Below is a practical quickstart flow for local experimentation.

1) Set up environment

python -m venv .venv
source .venv/bin/activate
pip install -U pip
pip install -r requirements.txt

2) Configure runtime

Use app/config.py and your environment variables to set:

backend/provider credentials,
model selection,
default style preset,
logging/replay paths,
domain-guard behavior.

3) Launch from CLI

python -m app.main --prompt "<prompt>" --style <preset>

For available flags:

python -m app.main --help

4) Replay a run for inspection

Use artifacts from app/utils/logging.py and app/utils/replay.py to inspect:

original prompt,
authentic prefix,
mutated prefix,
streamed continuation,
timing and token metrics.

This replay step is where AIncorrector becomes most useful for debugging and evaluation work.

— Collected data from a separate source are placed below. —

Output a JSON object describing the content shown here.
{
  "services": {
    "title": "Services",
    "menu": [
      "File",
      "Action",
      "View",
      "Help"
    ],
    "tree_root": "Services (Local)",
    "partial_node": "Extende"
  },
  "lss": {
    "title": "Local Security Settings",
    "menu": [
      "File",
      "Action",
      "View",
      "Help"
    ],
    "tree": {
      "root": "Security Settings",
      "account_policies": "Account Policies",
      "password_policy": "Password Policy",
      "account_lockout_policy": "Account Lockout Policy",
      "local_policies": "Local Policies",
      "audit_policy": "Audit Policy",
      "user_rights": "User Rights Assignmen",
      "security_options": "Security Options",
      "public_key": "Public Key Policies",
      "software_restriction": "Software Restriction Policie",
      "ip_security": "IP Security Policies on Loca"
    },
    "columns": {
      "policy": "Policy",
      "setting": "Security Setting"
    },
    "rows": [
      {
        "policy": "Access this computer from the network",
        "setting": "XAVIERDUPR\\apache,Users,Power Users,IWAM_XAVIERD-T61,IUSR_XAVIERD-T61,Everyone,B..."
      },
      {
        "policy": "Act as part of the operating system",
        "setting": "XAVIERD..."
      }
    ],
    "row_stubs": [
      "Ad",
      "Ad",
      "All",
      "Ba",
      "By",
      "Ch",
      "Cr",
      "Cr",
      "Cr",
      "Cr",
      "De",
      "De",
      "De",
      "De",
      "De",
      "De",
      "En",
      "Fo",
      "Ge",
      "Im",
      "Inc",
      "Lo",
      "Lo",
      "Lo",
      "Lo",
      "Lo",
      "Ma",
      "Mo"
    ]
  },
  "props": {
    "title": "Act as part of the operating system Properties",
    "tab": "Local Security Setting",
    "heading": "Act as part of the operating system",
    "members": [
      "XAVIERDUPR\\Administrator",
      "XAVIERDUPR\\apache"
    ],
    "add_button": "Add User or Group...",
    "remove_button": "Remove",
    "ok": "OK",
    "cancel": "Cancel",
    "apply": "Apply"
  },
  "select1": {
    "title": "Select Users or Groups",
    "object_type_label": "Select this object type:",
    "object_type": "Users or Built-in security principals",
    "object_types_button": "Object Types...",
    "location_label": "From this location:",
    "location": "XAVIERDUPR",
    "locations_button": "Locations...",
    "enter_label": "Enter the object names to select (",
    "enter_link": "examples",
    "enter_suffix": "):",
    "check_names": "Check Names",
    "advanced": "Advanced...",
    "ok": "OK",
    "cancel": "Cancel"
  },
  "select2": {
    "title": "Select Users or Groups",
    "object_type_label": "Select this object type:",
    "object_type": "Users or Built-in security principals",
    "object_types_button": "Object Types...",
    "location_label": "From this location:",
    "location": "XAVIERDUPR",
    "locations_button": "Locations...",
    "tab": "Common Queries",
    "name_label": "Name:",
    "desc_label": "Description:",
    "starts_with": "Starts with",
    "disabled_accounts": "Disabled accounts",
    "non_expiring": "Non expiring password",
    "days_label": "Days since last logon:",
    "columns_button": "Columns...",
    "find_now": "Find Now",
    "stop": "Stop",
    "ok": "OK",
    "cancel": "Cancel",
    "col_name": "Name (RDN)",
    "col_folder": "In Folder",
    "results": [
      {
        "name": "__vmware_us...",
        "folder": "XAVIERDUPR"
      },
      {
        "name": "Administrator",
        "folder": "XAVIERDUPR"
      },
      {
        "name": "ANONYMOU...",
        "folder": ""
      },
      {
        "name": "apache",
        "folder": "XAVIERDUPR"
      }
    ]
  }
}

Engineering notes: tradeoffs in practice

Latency and streaming UX

Because the pipeline performs prefix generation + mutation before continuation, time-to-first-token can increase relative to direct completions. app/utils/timing.py helps track stage-level latency and end-to-end timing.

Observability overhead

Detailed logs and token accounting (app/utils/logging.py, app/utils/tokens.py) add overhead, but they are essential for diagnosing why a run failed and whether the inversion behaved as intended.

Backend portability

app/models/client.py abstracts provider differences, but steering behavior still varies by model family and completion semantics. Cross-backend comparisons are useful and often surprising.

Reproducibility

Even with fixed prompts, completion APIs are stochastic. Reliable conclusions require repeated runs, stable config capture, and consistent evaluation criteria.

Roadmap highlights

Roadmap context in ROADMAP.md (with intent from PRD.md) points toward a clear direction:

stronger confidence-vs-correctness evaluation harnesses,
improved replay and run-diff tooling,
broader style-preset coverage for controlled experiments,
tighter domain-guard defaults,
and better backend comparison workflows.

These improvements align with the project’s core value proposition: not “more wrong answers,” but better insight into how confidently wrong answers are produced.

Known limitations

Output quality is sensitive to model/version changes.
Some prompts degrade into obvious nonsense rather than plausible wrongness.
Stylistic controls can confound results if not tracked carefully.
Domain guard strictness can reduce experimental surface area.
Intentional wrongness always carries misuse risk if labeling and guardrails are weak.

Next experiments

Add an explicit confidently-incorrect scoring metric.
Build automated failure tagging (fabrication, inversion, false causality, constraint drift).
Compare adversarial prefix inversion against alternate steering approaches.
Add trajectory diagnostics to identify the exact token region where divergence becomes irreversible.
Expand replay UX for side-by-side run inspection.

Conclusion

AIncorrector is deliberately perverse in the same way a chaos test is deliberately disruptive: it stresses a system so you can understand it better.

By making confident wrongness easy to induce and inspect, the project gives engineers a concrete way to evaluate failure modes that standard accuracy benchmarks tend to blur. Used responsibly, that makes it a useful tool for debugging, evaluation, and safer product design—not a template for production answers.